What’s the single most important piece of advice that you would give to someone who wants to start a business today?

Michalowicz: The single most important piece of advice is to actually START it today. A lot of people I run into say “I’m going to start a business!” and then they are in the “going” mode for a decade.

There’s always a reason not to start a business – I’m still not yet ever prepared to start a business. So I jump in feet first and it’s terrifying. But as you’ve heard a million times, you learn more by doing than by other ways.

One of the biggest challenges of starting a business is to just getting started. You’re 80% of the way there, just open the doors.

I also believe and this may not be right for everybody, I burn the boats. I jump into a business and I make it all I’m betting on. I’ve invested in the stock market and I probably make 1% on my thrill – but I found there is one stock that appreciates every time. It’s the stock in my own business. Every single business that I’ve grown, the dividend has been huge. It’s salary. Even if I made $10,000 in one year total, that’s a dividend of $10,000 that no other company has ever given me. And then the selling of the business has been huge.

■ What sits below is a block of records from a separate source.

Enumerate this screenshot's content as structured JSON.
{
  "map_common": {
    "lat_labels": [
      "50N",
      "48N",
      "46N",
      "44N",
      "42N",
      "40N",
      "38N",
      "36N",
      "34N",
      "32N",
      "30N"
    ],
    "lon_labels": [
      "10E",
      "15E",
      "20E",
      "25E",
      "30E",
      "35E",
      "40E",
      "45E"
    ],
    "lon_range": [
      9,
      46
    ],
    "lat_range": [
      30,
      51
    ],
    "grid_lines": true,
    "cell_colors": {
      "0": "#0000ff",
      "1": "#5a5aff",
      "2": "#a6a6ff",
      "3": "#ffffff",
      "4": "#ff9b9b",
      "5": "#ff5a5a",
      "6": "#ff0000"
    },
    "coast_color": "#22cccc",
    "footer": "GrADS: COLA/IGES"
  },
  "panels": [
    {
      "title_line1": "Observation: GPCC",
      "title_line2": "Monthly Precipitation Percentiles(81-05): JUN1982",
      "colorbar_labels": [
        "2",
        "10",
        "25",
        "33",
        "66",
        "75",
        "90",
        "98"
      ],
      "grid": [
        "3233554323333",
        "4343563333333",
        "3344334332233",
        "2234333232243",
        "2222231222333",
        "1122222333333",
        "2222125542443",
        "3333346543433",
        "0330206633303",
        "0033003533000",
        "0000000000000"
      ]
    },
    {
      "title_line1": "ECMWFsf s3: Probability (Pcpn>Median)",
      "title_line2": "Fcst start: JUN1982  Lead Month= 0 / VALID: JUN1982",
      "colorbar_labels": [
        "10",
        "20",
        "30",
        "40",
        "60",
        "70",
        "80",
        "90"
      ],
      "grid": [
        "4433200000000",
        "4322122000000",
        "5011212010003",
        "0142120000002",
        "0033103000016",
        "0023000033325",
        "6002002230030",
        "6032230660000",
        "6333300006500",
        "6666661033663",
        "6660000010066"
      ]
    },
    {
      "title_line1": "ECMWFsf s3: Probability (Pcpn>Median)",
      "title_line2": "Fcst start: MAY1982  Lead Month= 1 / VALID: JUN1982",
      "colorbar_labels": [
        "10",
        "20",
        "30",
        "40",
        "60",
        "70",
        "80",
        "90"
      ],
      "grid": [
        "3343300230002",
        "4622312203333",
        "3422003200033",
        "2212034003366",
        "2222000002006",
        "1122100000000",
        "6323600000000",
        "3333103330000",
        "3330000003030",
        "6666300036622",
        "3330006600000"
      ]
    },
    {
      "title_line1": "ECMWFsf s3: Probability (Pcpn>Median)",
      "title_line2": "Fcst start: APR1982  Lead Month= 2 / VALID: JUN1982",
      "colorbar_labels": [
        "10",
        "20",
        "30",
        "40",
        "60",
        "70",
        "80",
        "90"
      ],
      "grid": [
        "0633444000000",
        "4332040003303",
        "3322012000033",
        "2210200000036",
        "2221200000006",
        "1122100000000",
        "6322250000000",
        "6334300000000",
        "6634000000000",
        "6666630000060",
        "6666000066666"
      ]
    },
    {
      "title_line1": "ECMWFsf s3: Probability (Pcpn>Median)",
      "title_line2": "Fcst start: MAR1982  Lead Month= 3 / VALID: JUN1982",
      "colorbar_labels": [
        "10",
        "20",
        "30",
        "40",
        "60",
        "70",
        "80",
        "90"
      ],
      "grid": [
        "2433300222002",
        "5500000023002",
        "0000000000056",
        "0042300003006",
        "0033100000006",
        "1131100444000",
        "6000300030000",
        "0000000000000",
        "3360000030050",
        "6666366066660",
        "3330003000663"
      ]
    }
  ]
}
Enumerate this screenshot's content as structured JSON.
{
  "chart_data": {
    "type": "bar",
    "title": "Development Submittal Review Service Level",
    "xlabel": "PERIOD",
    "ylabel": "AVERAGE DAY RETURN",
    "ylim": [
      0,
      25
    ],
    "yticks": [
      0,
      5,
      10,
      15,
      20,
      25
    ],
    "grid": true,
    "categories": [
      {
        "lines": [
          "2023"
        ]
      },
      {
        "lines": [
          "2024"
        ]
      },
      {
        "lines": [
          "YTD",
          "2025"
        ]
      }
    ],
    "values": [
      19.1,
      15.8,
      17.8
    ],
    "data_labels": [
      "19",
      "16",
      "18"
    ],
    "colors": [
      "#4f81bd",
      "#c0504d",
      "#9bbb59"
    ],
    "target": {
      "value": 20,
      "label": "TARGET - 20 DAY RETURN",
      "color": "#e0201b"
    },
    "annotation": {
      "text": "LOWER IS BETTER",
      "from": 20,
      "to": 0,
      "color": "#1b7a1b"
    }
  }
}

When people want to talk about how to get started – just start it and make it an all-in bet. That’s a big step. You’re going to find there’s a lot to learn, it’s not going to go exactly as planned, you’re going to be in the corner crying, saying, “What in the world did I do?” But I tell you, if I knew the commitment and effort it would take to do it, I would never have jumped in. It’s too scary in retrospect, so just f-ing do it!